Les rattachements tardifs de fonds de concours peuvent alléger la contrainte de la norme. En effet, leur montant est déduit de l’exécution, sur le périmètre de la norme. Rattacher des fonds de concours tardivement alors que la consommation des crédits ainsi rattachés ne pourra intervenir que l’année suivante revient à abaisser artificiellement l’exécution.
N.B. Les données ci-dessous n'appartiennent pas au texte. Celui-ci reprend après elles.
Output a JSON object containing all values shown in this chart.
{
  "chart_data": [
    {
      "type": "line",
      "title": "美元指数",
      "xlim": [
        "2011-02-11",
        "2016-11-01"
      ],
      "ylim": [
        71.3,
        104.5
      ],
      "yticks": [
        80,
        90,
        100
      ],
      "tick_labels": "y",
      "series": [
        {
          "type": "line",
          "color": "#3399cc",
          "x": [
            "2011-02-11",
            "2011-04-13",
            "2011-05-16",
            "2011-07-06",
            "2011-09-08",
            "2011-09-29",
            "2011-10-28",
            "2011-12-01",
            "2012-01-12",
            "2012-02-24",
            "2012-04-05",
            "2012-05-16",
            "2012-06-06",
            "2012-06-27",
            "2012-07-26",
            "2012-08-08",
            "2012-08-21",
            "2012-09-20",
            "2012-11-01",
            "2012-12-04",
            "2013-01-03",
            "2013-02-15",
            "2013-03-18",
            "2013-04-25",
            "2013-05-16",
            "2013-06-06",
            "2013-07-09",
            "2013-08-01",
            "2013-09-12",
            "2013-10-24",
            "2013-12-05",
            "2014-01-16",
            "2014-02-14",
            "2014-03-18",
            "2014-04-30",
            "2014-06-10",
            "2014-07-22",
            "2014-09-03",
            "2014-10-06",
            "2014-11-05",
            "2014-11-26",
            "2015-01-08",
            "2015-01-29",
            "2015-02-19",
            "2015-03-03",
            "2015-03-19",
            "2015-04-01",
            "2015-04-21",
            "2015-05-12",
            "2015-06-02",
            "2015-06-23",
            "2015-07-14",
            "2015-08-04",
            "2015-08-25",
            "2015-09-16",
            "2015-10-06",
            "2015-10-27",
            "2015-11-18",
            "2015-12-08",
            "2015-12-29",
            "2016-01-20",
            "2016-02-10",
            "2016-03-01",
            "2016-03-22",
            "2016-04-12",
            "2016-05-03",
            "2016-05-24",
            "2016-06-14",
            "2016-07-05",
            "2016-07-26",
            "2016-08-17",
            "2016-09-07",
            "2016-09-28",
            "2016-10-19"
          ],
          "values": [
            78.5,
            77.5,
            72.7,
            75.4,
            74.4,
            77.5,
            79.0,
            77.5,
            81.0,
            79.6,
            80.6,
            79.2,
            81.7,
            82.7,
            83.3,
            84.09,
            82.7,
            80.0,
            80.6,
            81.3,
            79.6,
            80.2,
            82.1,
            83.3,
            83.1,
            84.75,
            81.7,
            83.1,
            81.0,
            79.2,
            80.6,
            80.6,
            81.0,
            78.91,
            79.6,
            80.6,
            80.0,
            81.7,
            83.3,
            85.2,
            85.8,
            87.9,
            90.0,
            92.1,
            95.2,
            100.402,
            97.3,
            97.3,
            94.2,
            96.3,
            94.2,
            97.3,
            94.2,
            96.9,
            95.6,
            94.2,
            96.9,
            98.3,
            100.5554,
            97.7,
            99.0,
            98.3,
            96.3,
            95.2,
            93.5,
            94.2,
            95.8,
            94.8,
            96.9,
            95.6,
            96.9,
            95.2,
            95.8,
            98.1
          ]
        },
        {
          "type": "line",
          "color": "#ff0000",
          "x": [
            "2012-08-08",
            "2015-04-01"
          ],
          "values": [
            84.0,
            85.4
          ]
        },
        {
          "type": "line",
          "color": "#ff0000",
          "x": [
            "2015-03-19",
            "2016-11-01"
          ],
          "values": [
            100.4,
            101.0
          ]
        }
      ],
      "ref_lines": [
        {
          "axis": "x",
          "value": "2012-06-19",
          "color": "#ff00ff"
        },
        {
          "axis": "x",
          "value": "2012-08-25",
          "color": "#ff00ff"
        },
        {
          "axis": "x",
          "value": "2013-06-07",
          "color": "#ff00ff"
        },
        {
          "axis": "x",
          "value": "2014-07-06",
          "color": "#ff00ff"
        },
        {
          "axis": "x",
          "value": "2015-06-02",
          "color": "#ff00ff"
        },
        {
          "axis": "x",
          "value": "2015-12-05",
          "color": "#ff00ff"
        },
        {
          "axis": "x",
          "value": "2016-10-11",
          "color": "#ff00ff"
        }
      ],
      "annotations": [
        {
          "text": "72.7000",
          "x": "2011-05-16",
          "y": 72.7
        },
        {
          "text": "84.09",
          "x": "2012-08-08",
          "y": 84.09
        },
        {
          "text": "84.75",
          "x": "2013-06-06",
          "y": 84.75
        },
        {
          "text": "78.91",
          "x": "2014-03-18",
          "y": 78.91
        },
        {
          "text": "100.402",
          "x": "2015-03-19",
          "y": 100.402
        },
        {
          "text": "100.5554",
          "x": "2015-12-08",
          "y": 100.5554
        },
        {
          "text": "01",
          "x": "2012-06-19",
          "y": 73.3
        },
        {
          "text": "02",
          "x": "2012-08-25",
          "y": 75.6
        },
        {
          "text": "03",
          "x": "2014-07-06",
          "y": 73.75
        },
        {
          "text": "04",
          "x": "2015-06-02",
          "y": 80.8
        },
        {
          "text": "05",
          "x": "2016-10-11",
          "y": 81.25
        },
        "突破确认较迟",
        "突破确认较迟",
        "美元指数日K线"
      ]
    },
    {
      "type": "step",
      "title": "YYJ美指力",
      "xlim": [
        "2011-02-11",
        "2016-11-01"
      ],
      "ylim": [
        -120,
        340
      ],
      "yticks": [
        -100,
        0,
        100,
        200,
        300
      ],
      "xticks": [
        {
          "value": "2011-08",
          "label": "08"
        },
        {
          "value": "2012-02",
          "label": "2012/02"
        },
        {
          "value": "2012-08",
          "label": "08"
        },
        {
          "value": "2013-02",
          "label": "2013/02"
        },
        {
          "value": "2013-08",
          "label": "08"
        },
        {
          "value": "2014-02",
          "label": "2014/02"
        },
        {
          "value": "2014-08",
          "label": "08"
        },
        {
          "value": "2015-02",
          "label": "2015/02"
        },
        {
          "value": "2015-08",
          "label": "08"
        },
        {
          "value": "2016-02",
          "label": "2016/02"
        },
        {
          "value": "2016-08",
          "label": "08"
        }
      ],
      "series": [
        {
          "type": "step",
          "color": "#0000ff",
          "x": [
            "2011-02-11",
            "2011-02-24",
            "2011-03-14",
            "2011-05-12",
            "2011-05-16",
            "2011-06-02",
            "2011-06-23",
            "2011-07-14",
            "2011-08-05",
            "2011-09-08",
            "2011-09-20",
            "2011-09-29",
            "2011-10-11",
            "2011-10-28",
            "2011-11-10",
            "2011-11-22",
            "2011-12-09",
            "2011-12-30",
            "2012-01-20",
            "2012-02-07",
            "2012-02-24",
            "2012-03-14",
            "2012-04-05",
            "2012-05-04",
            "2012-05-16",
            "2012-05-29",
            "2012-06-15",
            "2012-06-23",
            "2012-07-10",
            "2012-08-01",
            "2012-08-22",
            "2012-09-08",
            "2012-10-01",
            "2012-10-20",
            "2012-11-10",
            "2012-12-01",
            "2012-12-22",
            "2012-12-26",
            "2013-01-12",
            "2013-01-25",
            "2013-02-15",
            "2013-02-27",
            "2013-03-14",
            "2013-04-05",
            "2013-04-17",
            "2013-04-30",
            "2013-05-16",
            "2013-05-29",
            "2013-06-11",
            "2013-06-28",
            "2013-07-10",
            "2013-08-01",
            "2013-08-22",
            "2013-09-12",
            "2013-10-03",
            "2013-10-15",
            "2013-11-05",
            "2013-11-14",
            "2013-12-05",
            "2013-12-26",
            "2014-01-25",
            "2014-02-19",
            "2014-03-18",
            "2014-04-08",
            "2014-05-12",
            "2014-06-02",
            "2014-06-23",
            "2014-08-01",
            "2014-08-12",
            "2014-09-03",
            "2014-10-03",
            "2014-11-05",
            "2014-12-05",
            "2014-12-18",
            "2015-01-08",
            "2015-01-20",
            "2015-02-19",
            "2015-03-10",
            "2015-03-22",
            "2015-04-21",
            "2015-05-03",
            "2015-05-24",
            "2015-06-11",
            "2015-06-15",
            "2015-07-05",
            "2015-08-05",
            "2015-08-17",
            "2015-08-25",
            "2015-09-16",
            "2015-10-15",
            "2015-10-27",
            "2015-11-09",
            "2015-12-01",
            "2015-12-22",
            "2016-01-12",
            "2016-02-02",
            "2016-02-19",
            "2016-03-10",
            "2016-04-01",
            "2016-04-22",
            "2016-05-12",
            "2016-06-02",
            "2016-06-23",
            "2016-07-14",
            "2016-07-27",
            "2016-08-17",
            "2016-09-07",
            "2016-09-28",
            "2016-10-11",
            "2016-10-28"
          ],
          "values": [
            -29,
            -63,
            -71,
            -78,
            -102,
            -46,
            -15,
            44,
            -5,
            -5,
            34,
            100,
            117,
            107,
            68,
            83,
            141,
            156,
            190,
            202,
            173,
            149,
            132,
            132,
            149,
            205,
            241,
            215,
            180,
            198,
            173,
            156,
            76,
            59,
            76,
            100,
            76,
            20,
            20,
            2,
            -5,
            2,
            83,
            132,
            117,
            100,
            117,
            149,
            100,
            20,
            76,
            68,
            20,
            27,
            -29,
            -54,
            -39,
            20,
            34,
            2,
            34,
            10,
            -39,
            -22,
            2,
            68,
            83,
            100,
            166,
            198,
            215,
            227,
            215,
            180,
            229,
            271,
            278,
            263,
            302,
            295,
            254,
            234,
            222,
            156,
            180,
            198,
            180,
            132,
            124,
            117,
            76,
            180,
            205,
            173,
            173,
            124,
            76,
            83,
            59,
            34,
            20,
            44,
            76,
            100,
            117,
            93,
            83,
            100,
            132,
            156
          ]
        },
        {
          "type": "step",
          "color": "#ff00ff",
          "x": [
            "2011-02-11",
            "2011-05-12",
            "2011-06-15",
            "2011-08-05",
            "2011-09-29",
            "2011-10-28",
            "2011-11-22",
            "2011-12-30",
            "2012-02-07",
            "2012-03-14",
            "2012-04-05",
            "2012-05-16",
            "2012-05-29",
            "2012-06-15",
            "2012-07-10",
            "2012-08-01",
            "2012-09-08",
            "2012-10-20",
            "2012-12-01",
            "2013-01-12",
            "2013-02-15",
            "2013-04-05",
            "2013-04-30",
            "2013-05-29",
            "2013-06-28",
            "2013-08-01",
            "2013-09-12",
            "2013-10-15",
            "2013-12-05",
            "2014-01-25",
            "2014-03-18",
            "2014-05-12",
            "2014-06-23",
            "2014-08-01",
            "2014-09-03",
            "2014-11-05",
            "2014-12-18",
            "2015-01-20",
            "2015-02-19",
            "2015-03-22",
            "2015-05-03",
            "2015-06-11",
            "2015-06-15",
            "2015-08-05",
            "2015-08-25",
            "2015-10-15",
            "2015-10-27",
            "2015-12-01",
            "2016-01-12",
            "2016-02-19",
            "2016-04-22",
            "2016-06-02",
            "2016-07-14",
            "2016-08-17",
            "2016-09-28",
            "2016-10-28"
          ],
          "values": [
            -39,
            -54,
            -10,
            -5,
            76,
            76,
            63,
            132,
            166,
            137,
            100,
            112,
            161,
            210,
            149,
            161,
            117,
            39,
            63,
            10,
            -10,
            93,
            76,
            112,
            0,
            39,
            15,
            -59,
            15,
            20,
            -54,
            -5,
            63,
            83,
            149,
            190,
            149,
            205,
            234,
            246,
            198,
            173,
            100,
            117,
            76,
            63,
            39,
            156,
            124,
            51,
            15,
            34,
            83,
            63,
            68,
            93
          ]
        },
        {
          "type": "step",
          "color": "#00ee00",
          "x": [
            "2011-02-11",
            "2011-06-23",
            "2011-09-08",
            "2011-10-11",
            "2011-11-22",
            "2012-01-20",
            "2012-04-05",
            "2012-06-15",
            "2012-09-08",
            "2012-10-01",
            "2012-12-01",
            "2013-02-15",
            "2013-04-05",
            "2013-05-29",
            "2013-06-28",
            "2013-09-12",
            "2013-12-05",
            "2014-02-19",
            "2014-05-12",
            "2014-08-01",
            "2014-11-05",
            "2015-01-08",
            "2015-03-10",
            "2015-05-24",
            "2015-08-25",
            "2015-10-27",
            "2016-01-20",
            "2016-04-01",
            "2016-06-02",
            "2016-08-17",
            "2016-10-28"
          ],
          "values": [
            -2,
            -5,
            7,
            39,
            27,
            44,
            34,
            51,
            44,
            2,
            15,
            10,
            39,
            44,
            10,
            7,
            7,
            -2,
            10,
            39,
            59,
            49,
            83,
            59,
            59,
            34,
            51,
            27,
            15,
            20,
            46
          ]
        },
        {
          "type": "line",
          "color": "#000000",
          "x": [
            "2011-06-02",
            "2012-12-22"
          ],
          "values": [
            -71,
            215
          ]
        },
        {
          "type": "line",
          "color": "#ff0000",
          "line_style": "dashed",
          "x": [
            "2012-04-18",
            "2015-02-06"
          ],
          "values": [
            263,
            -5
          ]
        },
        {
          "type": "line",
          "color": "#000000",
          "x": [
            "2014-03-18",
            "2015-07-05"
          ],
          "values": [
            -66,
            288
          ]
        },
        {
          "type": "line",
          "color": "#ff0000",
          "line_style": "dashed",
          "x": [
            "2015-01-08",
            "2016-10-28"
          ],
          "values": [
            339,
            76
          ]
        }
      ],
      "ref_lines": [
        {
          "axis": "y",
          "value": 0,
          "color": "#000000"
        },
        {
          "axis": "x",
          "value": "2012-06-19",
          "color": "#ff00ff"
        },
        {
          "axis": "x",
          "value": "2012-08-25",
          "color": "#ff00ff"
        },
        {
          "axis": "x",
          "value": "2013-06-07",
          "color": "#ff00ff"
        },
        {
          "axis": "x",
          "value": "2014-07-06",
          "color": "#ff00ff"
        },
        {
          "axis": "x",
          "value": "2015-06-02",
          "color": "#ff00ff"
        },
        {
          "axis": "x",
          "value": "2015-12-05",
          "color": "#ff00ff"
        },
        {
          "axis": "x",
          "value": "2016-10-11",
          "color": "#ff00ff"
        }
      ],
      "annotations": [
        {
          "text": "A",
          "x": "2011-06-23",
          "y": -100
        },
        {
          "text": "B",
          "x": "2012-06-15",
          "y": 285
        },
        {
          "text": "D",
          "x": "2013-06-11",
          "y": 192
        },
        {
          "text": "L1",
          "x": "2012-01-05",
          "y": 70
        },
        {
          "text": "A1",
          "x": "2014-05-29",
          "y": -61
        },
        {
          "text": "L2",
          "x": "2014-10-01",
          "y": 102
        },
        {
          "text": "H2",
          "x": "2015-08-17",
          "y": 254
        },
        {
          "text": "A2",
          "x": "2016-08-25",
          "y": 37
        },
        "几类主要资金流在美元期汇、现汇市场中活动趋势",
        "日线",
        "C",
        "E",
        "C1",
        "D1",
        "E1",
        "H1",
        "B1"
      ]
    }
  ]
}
Tel est le cas chaque année du fonds de concours du fonds de péréquation adossé à la Caisse de garantie du logement locatif social sur la mission Égalité des territoires, logement et ville (190 M€), rattaché le 31 décembre 2014 alors que sa consommation a été reportée en 2015.

L’inscription contestable en dépenses du CAS Participations financières de l’État, d’une souscription obligataire en faveur de l’Association nationale pour la formation professionnelle des adultes (AFPA) pour 50 M€, alors que cette association est en situation structurellement déficitaire, a également facilité la tenue de la norme puisque cette opération aurait dû être portée par le budget général. La situation est identique pour une avance d’actionnaire de 30 M€ au profit de la société nationale Corse Méditerranée, en liquidation judiciaire.

Tableau n° 32 : exemples d’opérations ayant facilité le respect de la norme de dépense (en M€)

Changements de périmètre (réforme de l’apprentissage) 50 Rattachement tardif de fonds de concours (Égalité des territoires) 190 Rétablissement de crédits sur le CAS Immobilier 125

CAS Participations financières de l'État 80

Total 445

Source : Cour des comptes

Ces quelques opérations ont réduit artificiellement la dépense sous norme de 445 M€, soit un montant supérieur à l’écart d’exécution pour 2014 (120 M€).

Outre la définition étroite du champ de la norme « 0 valeur » qui exclut des montants importants de charges de l’État - versements effectués au profit des investissements d’avenir (+2 Md€) et remboursements et dégrèvements d’impôts locaux (-413 M€) - certaines dépenses ont été repoussées à 2015, tels des versements de l’État à la sécurité sociale, ce qui a conduit à l’augmentation de la dette de l’État à l’égard de la sécurité sociale (+119 M€), ou des reports de charges sur 2015 résultant de la régulation infra-annuelle de la dépense (infra,

chapitre 2). En sens inverse, les budgets rectificatifs de l’Union européenne, adoptés en 2014, diminueront les appels à contribution de la France en 2015.